If all the Government wants is the lawful intercept, and they didn’t really want the keys, was demanding them just putting on the squeeze? Then where are all the other companies the Government tried this on in the past? The only thing that makes this case “unusual” is that Lavabit wasn’t already collecting the logs the Government was asking for. It’s completely customary for the company with the logs to be responsible for actually delivering those logs. Obviously that means the Government regularly trusts those same companies to effectively collect those logs, and deliver them in their entirety.

This makes the entire August 1 court transcript extremely frustrating to read and decipher what’s actually going on, other than demonstrating gross incompetence on the Government and Judiciary’s behalves. The law specifically provides for reasonable expenses to be paid, the customary solution is sitting right there for all to see, and the Judge is arguing the finer points of 4th Amendment law? Judge Judy would have told the Government to stop wasting everyone’s time and work amicably with Lavabit to get the logs.

Given that the FBI works with scores of companies on deploying targeted lawful intercept (e.g. Snapchat) why is Lavabit being treated differently? Typically when the CEO says, “let me stop everything and write and deploy that code for you” you would say “thank you” and stop beating them with your club. The only reasonable conclusion is that Lavabit shipping the logs isn’t acceptable to the Government because what the Government actually wants is the keys.

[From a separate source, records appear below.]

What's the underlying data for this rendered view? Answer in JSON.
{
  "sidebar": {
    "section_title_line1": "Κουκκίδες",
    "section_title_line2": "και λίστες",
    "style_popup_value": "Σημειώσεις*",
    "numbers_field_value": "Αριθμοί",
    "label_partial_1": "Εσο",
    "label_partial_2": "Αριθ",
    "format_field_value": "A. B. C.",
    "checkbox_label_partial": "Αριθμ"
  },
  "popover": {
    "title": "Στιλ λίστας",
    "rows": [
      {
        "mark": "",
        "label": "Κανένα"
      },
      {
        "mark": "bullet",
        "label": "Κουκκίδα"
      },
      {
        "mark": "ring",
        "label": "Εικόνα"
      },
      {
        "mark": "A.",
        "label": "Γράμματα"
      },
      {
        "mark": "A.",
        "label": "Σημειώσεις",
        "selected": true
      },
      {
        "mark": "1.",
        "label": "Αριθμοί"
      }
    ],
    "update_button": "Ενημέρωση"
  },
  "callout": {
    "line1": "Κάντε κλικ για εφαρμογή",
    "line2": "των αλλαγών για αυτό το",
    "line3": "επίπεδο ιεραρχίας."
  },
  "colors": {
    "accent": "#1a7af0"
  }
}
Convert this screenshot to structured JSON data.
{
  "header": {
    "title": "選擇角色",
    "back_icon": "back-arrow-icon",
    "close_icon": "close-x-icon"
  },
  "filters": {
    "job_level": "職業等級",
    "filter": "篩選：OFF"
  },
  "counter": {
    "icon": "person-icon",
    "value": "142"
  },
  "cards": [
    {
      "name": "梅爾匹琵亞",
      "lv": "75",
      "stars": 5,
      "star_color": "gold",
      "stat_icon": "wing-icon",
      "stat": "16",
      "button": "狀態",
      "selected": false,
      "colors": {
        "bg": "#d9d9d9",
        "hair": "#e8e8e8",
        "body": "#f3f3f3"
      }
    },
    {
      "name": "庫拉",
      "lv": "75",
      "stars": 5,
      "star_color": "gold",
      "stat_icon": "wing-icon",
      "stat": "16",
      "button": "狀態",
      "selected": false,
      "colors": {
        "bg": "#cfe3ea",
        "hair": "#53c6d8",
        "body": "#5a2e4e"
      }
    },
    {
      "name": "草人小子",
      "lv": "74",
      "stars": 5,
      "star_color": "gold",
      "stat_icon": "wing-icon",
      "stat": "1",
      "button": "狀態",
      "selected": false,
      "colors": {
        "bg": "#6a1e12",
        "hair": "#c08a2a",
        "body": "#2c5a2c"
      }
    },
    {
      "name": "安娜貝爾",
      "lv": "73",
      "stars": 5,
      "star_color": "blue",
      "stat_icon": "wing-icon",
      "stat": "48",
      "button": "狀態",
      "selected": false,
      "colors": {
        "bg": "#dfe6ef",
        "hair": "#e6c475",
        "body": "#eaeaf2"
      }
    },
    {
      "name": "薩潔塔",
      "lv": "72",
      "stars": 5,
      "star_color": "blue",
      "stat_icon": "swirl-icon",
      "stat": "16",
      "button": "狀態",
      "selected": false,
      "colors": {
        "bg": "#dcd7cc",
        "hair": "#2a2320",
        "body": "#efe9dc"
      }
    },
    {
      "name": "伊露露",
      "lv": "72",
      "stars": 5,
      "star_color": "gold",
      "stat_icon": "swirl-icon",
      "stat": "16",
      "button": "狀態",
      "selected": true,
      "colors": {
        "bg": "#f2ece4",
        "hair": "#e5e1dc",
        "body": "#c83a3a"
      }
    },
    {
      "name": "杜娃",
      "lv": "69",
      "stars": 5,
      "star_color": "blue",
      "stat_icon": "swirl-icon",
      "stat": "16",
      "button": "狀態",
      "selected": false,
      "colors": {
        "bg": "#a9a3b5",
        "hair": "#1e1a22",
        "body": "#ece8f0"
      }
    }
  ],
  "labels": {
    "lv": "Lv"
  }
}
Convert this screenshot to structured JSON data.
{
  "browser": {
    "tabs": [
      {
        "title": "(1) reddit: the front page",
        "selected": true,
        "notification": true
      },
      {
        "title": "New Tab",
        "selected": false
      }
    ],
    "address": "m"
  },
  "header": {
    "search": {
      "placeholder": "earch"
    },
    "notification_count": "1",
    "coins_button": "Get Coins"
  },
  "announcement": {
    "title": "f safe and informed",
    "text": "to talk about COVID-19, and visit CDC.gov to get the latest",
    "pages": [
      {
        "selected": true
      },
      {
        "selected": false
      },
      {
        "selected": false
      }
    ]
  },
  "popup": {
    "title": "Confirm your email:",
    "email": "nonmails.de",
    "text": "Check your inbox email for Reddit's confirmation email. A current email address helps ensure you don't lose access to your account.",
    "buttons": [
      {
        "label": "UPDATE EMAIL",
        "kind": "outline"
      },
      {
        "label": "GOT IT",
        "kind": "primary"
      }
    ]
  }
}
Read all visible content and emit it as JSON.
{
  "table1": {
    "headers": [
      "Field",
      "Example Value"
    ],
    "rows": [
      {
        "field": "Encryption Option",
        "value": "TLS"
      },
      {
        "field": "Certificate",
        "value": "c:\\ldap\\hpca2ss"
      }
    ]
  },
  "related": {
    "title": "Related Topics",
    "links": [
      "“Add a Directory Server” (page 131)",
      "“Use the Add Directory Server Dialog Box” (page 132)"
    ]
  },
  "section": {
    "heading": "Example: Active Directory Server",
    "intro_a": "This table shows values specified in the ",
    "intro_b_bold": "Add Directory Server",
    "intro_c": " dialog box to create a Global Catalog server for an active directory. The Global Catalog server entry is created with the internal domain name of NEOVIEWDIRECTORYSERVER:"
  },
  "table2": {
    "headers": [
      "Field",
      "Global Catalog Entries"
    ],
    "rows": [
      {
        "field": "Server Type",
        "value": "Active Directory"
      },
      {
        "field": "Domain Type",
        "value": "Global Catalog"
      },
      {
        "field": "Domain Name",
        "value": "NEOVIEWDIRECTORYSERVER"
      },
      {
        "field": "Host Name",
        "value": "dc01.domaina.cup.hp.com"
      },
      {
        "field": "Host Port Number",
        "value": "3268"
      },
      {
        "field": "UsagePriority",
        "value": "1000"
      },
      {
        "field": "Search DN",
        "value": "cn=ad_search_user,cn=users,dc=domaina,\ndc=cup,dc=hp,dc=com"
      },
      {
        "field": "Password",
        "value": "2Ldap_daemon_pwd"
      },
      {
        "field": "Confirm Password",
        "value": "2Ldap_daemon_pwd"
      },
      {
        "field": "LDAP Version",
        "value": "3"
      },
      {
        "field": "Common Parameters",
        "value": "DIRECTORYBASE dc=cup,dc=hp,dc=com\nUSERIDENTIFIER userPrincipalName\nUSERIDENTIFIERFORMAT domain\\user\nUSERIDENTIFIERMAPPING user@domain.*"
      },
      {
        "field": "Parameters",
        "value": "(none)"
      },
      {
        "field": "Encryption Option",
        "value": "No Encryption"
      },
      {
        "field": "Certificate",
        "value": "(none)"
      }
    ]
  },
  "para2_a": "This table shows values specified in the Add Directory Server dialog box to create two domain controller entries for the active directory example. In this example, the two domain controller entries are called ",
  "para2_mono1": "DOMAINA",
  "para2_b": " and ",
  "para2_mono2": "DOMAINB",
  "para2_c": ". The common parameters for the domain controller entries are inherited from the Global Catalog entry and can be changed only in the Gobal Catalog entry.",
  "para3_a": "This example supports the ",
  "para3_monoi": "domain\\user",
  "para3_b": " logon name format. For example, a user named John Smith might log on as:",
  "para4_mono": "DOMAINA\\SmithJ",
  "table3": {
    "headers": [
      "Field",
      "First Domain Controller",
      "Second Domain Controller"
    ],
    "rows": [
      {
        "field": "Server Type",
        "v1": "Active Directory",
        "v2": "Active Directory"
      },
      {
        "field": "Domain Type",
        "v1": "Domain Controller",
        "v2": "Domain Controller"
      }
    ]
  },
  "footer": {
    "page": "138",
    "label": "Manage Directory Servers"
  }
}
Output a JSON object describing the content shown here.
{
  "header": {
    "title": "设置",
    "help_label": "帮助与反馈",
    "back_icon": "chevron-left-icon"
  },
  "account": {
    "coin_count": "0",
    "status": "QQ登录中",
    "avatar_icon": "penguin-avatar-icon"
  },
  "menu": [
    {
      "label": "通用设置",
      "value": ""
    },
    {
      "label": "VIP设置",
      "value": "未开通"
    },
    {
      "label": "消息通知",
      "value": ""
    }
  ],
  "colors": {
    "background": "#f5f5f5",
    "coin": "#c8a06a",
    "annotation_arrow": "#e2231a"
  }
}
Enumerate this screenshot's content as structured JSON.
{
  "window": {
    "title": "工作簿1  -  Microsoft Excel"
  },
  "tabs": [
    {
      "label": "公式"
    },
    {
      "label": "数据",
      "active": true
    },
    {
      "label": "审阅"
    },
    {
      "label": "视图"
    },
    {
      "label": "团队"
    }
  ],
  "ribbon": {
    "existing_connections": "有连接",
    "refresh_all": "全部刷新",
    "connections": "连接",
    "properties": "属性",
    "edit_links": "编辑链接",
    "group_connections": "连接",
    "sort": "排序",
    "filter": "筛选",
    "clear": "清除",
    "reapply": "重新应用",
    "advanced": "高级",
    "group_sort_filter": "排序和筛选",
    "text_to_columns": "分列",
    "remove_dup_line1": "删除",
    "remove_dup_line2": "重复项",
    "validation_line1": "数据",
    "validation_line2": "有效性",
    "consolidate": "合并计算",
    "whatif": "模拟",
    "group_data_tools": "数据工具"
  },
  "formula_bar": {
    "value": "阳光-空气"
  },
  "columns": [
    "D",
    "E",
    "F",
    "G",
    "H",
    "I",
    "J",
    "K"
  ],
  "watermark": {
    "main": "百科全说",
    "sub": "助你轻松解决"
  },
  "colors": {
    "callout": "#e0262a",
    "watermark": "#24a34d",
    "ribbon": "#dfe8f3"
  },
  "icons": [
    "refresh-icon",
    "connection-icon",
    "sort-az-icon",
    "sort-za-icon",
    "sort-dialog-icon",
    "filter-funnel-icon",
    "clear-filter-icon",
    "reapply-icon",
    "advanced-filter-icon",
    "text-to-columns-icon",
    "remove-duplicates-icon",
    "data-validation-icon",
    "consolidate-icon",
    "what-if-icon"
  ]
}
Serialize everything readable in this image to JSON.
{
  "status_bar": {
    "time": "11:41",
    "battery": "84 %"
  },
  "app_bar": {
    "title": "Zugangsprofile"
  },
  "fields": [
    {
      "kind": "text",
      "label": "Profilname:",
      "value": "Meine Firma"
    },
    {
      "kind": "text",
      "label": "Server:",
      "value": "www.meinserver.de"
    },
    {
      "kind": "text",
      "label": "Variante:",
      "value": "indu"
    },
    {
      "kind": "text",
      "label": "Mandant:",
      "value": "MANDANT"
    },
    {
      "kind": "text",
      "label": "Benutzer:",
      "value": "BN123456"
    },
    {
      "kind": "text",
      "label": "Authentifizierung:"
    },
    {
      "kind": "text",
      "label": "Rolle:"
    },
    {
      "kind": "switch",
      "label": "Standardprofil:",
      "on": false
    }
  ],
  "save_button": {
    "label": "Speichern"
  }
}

It would be really great to know if this is the first time they asked for SSL keys. That should be public knowledge if any of those cases have closed. A full accounting of when they request these keys, and how often they obtain them would be nice. It would also go a long way towards bringing some much needed transparency to the issue. This isn’t a secret NSA “capability” this is a civilian process on US soil. Lets hope that still means something.

So, TL;DR my prediction is that the appeals court avoids entirely the issue of decryption keys in light of the fact that Lavabit offered to provide the pen register with more than reasonable haste and economy, and if we’re lucky they will have some choice words for Judge Hilton in their ruling as well.